In the screenshot above you can see the Azure Function 200 result that has been sent back to GitHub. We don’t expect GitHub to actually do anything with this response - but we can use it to check our Azure Function is working ok.

Workflow Manual Triggers

To make the development cycle quicker, I used a manual trigger using the new workflow_dispatch. Adding the following lines to an existing workflow, means that you can manually invoke it:

so my workflow yaml now looks like this:

name: .NET Core

on:
  workflow_dispatch:
    inputs:
      logLevel:
        description: 'Log level'     
        required: true
        default: 'warning'

So you can now trigger it from the Actions tab without having to perform any commits:

Securing the Webhook

We want to ensure our trigger can only get called by GitHub and not some other spurious source. So we set a secret in the Webhooks Manage page:

GitHub will use this secret to create a hash signature of the entire payload and pass the signature within the X-Hub-Signature request header. Within our C# Azure Function we also need to store the same environment setting as Secret so we can compute a hash on the payload and check that it matches the one we’ve been sent from GitHub. If running locally, you can set this in the the local.settings.json file eg:

{
  "IsEncrypted": false,
  "Values": {
    "AzureWebJobsStorage": "UseDevelopmentStorage=true",
    "FUNCTIONS_WORKER_RUNTIME": "dotnet",
    "Secret": ""
  }
}

For more details on how GitHub recommends you secure webhooks see Securing your webhooks. To implement this, I’ve used a simple Validate function:

public static bool Validate (string signature, string body, string secret)
{
    string expectedSignature = "sha1=" + HMACSHA256(secret, body);
    return expectedSignature.Equals(signature);
}

Publish to Azure Functions

Here I’ve used the [HttpTrigger(AuthorizationLevel.Function)], so we need to grab the Function access key from the Azure portal:

This now forms part of the ?code= querystring of the webhook Payload URL in the GitHub Webhook Manage page - which we now need to update from our development Tunnel Relay address.
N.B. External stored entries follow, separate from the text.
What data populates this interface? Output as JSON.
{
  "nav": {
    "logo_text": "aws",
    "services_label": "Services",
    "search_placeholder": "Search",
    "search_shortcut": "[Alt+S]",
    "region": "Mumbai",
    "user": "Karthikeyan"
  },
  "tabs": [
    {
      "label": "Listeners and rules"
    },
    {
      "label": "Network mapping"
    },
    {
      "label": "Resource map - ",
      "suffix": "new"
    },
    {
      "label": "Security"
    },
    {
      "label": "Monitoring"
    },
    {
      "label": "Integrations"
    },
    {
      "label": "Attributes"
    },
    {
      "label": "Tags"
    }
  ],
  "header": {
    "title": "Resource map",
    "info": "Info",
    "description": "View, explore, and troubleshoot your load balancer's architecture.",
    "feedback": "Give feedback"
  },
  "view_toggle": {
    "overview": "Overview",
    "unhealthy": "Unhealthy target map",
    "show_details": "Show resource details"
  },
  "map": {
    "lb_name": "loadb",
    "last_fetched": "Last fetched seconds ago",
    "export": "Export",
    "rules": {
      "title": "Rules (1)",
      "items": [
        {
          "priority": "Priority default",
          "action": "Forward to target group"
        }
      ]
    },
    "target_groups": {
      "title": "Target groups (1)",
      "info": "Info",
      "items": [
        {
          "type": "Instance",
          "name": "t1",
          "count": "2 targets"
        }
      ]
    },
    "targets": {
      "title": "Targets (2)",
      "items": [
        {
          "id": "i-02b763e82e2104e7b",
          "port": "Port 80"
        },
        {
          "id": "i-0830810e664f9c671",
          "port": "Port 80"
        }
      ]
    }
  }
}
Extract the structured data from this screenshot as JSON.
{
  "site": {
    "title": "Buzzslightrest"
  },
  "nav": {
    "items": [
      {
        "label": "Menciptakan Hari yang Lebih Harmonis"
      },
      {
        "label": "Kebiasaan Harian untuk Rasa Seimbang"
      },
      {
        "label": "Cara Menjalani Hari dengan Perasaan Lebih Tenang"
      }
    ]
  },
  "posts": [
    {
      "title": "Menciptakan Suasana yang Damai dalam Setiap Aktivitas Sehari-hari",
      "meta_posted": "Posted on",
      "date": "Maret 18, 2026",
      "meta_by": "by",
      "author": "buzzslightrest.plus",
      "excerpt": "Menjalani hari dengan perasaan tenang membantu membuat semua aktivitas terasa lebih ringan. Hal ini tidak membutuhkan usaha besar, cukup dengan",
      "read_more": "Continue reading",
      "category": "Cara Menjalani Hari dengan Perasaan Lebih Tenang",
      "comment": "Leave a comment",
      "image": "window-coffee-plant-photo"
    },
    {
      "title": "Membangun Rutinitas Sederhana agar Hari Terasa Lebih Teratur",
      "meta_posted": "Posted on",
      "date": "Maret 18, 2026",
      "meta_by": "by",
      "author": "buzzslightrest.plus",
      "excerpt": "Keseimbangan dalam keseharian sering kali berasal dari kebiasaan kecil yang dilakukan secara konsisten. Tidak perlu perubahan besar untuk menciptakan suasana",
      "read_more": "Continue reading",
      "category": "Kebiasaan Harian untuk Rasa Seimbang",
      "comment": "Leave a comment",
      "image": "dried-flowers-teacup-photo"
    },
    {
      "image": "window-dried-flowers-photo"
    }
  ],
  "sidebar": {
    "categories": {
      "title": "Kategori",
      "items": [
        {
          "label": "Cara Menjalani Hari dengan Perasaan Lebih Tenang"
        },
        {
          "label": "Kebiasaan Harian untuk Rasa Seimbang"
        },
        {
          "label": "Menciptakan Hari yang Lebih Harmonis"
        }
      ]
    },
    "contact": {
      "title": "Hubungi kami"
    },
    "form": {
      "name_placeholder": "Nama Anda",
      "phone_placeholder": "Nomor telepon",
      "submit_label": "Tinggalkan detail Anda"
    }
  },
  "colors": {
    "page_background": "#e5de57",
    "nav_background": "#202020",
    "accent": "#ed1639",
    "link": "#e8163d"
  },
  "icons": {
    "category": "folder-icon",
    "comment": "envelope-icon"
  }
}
The URL should look something like this: https://{yourfunc}.azurewebsites.net/api/GitHubWebhook?code=abcdefg123456==

Testing

Finally, to ensure everything is hooked up and all the configuration is correct - let’s manually trigger a workflow using workflow_dispatch and monitor the Azure Function at the same time.

Full code here: GitHub Webhook Playground. This particular webhook doesn’t actually do anything useful, other than interrogate the check suite conclusion and return a message back in the response payload to GitHub. I plan to use this same mechanism to integrate GitHub into SmartThings, which I’ll cover in a later post.